Semiconductor manufacturer Renesas Electronics, and Fixstars, a multi-core CPU/GPU/FPGA acceleration technology business, have announced the joint development of a tool suite that enables the optimization and efficient simulation of software for autonomous driving systems and advanced driver-assistance systems. The solution has been designed specifically for the R-Car system-on-chip (SoC) devices from Renesas.
These tools enable network models to be rapidly developed with highly accurate object recognition, right from the initial stage of software development, by taking advantage of the performance of the R-Car. As a result, post-development rework is reduced, shortening development cycles.

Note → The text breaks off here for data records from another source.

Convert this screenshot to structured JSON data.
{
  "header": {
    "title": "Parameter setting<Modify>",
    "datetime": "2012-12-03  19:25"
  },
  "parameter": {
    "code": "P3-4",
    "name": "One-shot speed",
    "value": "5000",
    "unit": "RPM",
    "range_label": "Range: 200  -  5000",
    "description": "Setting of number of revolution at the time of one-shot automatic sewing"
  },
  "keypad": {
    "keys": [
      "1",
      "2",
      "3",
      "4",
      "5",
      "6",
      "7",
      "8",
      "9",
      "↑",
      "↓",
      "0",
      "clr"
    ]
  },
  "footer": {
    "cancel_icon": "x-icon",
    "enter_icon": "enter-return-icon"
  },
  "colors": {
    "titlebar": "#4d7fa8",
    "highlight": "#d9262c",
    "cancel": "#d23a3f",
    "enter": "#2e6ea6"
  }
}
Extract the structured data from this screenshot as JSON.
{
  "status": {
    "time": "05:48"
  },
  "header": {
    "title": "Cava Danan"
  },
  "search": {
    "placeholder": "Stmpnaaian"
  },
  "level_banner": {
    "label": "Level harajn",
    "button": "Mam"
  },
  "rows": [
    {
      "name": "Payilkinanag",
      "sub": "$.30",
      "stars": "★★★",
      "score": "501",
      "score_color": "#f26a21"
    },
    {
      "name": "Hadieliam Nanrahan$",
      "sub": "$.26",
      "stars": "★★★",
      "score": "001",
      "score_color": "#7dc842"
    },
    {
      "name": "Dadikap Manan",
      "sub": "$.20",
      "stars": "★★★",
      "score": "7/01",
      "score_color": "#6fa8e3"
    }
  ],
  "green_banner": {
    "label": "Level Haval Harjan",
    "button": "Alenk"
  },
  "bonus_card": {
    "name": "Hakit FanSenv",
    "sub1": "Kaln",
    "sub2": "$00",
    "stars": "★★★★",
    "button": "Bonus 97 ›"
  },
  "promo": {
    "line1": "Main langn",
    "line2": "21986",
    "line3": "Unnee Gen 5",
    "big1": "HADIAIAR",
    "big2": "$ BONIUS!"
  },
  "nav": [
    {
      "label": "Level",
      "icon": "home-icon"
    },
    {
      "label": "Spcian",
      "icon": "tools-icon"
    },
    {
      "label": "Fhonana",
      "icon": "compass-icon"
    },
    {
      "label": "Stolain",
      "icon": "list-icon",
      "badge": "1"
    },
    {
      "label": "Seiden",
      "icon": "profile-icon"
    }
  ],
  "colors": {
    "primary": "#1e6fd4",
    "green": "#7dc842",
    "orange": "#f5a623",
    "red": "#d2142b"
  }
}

At present, AD and ADAS applications utilize deep learning to achieve highly accurate object recognition. Deep learning inference processing requires huge amounts of data calculations and memory capacity. The models and executable programs on automotive applications must be optimized for an automotive SoC, as real-time processing with limited arithmetic units and memory resources can sometimes be a challenging task. Additionally, the process from software evaluation to verification must be accelerated and updates need to be applied over and over again to improve accuracy and performance.
The tools that Renesas and Fixstars have developed to meet these needs include the R-Car Neural Architecture Search (NAS) tool for generating network models optimized for R-Car. This tool generates deep learning network models that efficiently utilize the CNN (convolutional neural network) accelerator, DSP and memory on the R-Car device. This allows engineers to rapidly develop lightweight network models that achieve highly accurate object recognition and fast processing time even without deep knowledge or experience of the R-Car architecture.
Next up is the R-Car DNN Compiler for compiling network models for R-Car. This converts optimized network models into programs that can make full use of the performance potential of R-Car. It converts network models into programs that can run quickly on the CNN IP and also performs memory optimization to enable high-speed, limited-capacity SRAM to maximize its performance.
Finally, the R-Car DNN Simulator can be used to rapidly verify the operation of programs on a PC rather than on the actual R-Car chip. Using this tool, developers can generate the same operation results that would be produced by R-Car. If the recognition accuracy of inference processing is affected during the process of making models more lightweight and optimizing programs, engineers can provide immediate feedback to model development, thereby shortening development cycles.
“Renesas continues to create integrated development environments that enable customers to adopt the ‘software-first’ approach,” said Hirofumi Kawaguchi, vice president of the automotive software development division at Renesas. “By supporting the development of deep learning models tailored to R-Car, we help our customers build AD and ADAS solutions while also reducing the time to market and development costs.”
Satoshi Miki, CEO of Fixstars, said, “The GENESIS for R-Car, which is a cloud-based evaluation environment that we built jointly with Renesas, allows engineers to evaluate and select devices earlier in the development cycles and has already been used by many customers. We will continue to develop new technologies to accelerate machine learning operations (MLOps) that can be used to maintain the latest versions of software in automotive applications.”